The blast itself was even more deadly: people who got lucky were disintegrated on the spot by the shockwave. Others were not so fortunate, slowly torn apart as the radiation ravaged their bodies, twisting them into all sorts of horrific forms, before finally killing them in a grisly explosion that sent gore flying through the air. Plants fared no better: they just died, simply shrivelling away, becoming nothing more than tufts of dead matter here and there, with any trees still standing blackened and stunted. The cataclysm changed everything. Humanity was unable to recover: approximately 97% of all life on the planet died in a matter of minutes. Not days, not hours, minutes. More died in the aftermath, the entire Earth going haywire, spewing magma from under our feet and tearing the ground apart from brutal earthquakes that demolished almost anything left standing. Even our atmosphere turned upon us: molten metal rained from the sky as oxygen became iron and nitrogen became lead in a merciless torrent of death.

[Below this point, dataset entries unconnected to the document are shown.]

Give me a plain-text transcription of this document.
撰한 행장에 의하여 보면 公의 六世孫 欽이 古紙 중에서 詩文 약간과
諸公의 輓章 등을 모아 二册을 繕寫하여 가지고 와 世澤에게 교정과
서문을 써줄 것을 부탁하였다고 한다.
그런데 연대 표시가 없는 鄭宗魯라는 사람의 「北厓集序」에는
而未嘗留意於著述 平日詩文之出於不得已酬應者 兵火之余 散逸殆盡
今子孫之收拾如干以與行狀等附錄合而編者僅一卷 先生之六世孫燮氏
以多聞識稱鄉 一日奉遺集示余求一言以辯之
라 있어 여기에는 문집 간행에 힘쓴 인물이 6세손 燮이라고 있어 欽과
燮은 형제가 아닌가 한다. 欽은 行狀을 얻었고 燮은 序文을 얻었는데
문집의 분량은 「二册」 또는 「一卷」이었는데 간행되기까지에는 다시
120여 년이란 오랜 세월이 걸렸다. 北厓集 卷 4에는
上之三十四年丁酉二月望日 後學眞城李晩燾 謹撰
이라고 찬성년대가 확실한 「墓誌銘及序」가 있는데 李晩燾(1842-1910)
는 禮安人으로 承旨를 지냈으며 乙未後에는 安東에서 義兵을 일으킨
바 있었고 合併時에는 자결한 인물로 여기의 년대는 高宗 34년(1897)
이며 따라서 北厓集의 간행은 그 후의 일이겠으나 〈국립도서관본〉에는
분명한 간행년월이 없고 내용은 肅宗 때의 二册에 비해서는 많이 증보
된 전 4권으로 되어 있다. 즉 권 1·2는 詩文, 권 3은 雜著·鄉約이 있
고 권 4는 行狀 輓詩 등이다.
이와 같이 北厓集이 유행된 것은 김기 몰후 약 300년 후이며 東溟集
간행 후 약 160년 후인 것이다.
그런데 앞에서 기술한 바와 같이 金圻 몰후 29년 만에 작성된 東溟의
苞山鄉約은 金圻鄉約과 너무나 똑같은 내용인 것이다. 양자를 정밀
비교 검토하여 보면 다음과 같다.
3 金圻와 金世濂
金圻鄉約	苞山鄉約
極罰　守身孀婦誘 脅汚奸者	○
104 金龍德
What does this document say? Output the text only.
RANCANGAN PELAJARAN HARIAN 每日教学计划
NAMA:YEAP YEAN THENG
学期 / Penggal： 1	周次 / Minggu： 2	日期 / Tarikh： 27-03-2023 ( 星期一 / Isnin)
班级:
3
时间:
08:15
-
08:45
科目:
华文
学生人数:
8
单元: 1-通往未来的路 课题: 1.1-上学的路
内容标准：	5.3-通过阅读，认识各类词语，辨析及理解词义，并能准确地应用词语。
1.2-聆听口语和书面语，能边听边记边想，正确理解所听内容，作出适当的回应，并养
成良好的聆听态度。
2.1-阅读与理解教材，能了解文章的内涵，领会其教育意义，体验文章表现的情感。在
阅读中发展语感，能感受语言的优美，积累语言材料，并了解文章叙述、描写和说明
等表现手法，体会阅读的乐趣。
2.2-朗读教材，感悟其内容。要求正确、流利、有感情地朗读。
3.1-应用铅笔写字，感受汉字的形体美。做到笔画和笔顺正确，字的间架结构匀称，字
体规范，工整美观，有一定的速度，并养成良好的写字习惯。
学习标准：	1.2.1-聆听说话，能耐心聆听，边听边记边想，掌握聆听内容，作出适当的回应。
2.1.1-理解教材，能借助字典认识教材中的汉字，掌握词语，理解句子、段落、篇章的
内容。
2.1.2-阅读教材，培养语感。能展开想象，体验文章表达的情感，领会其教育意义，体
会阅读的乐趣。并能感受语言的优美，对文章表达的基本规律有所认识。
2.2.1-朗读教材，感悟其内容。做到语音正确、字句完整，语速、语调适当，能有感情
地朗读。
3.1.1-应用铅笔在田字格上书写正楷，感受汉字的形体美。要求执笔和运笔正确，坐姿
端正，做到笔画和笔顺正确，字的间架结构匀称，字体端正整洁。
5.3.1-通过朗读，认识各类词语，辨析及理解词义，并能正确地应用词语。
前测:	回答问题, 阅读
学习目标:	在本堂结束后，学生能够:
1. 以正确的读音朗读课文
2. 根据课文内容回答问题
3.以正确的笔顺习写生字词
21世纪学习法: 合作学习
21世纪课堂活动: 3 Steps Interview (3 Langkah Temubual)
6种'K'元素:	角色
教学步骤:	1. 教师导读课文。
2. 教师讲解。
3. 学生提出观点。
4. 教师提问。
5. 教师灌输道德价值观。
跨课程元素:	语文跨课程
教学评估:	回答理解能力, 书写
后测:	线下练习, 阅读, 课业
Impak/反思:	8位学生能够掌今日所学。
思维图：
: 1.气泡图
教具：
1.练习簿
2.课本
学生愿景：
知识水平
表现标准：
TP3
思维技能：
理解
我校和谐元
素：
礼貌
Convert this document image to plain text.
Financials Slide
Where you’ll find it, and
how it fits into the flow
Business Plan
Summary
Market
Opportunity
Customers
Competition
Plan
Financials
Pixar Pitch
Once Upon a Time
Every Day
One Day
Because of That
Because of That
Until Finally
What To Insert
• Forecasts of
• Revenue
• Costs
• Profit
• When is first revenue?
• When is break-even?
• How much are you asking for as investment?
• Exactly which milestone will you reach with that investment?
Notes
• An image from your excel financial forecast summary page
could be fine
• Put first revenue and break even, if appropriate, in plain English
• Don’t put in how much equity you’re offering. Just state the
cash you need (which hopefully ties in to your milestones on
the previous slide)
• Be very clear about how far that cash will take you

After all that, were the Gods done with their punishment? Were we finally to be left to dwindle away in peace? No. They weren’t done with us yet; for soon after we received some unwelcome guests.

At first, we only caught glimpses of them: fuzzy, cloaked beings, almost like living shadows. Their eyes were white and blank, able to paralyse you at a glance. The rest of their face, assuming they even had one, was kept hidden. Their screams struck fear into even the most courageous of people, an unearthly, wailing shriek which nearly deafened you it was so loud. Their touch was the most unnerving thing about them, though: they aged nearly everything they came into contact with by thousands of years in mere seconds. Some people were found dead in their homes, only the skeletons remaining, and even those were beginning to crumble into dust. People were terrified of them, and soon enough their fearsome reputation earned a name for themselves: the Flow.

Eventually, as it was, there were only a few hundred million of us left. By that time, we had resigned ourselves to our fate, except a select few who still fought on believing we could rise again if we fought for that chance. A bright, beckoning light in the darkness of reality. I was one such person. Me and a band of fellow comrades left our families, gathered our arms and set off to make things right.

Too long have I carried this burden. Too long has it ravaged my dreams, waking me in the dark hours of the morning, my body weak and feverish from the nightmares that plague me. Now there shall be no more stalling, no more reluctance: this is my tale, and to be free to live my life once more, I must write it down, for me and for all who wish to read this.

But be warned, reader: this is no mere autobiography. It is a tale of fear, courage and death. And it starts with the day I was running for my life.